Hi everyone. it looks that there are some pretty switched on cookies here. im looking to develop a search engine based on post below users submit a site, you approve them manually and surfers can rate the sites as well. required to run on a Windows based server using MYSQL and have additional modules added based on fuctionalitys alexa has for example a user can request a reindex of there individulal website Would anyone be interested in building such a search engine. Final end development would everyones to use who was part of this development It also must be able to index selected domain extentions Any information on pre built search engines or anyone interested in helping me build this are more than welcome to contact me
I was interested till I saw this part of the post. Golly, I would be willing to setup a nice little linux box if there were enough people interested. But, the reality is... What will YASE (yet another search engine) really do? What is the business model? Or is this a "fun" project? If it is a fun project, then I am all for it.
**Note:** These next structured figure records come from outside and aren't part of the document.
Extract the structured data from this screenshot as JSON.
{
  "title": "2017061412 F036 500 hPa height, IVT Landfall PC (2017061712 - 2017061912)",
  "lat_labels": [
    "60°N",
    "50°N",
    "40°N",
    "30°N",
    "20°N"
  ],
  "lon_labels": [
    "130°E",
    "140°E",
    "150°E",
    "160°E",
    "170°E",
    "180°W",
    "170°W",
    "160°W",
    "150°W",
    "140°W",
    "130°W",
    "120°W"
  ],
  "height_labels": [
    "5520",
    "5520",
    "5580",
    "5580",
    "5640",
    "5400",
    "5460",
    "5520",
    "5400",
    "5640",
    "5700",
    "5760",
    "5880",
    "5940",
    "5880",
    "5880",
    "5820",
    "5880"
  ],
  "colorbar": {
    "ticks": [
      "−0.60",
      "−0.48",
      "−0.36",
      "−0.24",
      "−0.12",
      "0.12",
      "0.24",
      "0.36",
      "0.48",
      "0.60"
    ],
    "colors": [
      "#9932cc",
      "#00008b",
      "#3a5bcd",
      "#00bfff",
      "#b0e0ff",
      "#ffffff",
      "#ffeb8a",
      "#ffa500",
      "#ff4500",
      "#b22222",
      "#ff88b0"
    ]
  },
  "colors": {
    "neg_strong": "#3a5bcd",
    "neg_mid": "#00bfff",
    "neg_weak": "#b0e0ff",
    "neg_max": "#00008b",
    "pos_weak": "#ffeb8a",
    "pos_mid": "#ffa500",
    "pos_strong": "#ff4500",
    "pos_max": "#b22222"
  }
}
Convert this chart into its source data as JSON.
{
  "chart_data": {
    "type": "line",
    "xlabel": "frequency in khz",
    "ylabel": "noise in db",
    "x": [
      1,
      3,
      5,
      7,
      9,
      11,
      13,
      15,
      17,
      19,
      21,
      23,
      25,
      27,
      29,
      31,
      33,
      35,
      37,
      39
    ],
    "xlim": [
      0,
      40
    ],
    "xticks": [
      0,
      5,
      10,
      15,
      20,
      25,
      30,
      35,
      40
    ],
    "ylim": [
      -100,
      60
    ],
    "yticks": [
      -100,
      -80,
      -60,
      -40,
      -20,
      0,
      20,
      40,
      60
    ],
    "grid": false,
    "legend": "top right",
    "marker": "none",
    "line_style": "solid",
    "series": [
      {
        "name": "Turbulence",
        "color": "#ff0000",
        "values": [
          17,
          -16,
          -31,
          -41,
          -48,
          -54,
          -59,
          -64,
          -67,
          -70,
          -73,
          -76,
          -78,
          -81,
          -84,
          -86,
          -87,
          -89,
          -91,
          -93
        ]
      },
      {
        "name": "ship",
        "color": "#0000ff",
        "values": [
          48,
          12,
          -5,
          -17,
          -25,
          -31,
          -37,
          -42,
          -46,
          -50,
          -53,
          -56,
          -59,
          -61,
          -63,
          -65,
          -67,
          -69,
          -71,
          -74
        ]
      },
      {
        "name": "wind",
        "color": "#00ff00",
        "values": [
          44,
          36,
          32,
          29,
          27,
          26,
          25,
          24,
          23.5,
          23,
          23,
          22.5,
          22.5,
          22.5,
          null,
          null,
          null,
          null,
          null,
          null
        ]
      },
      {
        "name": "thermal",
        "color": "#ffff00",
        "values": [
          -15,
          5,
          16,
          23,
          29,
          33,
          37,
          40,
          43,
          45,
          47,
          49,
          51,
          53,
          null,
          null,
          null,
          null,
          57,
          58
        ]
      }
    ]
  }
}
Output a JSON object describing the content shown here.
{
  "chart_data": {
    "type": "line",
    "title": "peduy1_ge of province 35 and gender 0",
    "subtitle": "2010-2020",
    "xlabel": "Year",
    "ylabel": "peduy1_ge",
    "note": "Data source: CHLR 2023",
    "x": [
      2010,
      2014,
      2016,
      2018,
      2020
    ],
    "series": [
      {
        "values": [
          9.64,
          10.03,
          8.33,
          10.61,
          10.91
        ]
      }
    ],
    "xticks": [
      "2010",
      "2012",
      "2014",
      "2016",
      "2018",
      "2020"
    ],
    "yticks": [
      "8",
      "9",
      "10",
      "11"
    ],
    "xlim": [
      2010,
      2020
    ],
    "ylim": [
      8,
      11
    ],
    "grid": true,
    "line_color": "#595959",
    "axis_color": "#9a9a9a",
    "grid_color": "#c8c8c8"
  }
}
If you are thinking about users to submit a site then it is not called search engine. It is called Directory and then in it the users surf and rate the things. If you want it to run on windows and want to go with ASP then I can suggest UUDir which is also developed by a DPer here. Or if you want to go with PHP then you can get esyndicat which is free one. It has that alexa and Page rank type of thing in it. But If you want registered members to rate and review then there will be some custom coding involved in it. As for approving and other features. that can be done easily. are you interested commercially? If yes then you can PM me I can develop this kind of things.
I think everyone at DP already has their own directory. I am not sure just because people submit web sites, that makes it a directory - help me to understand that distinction.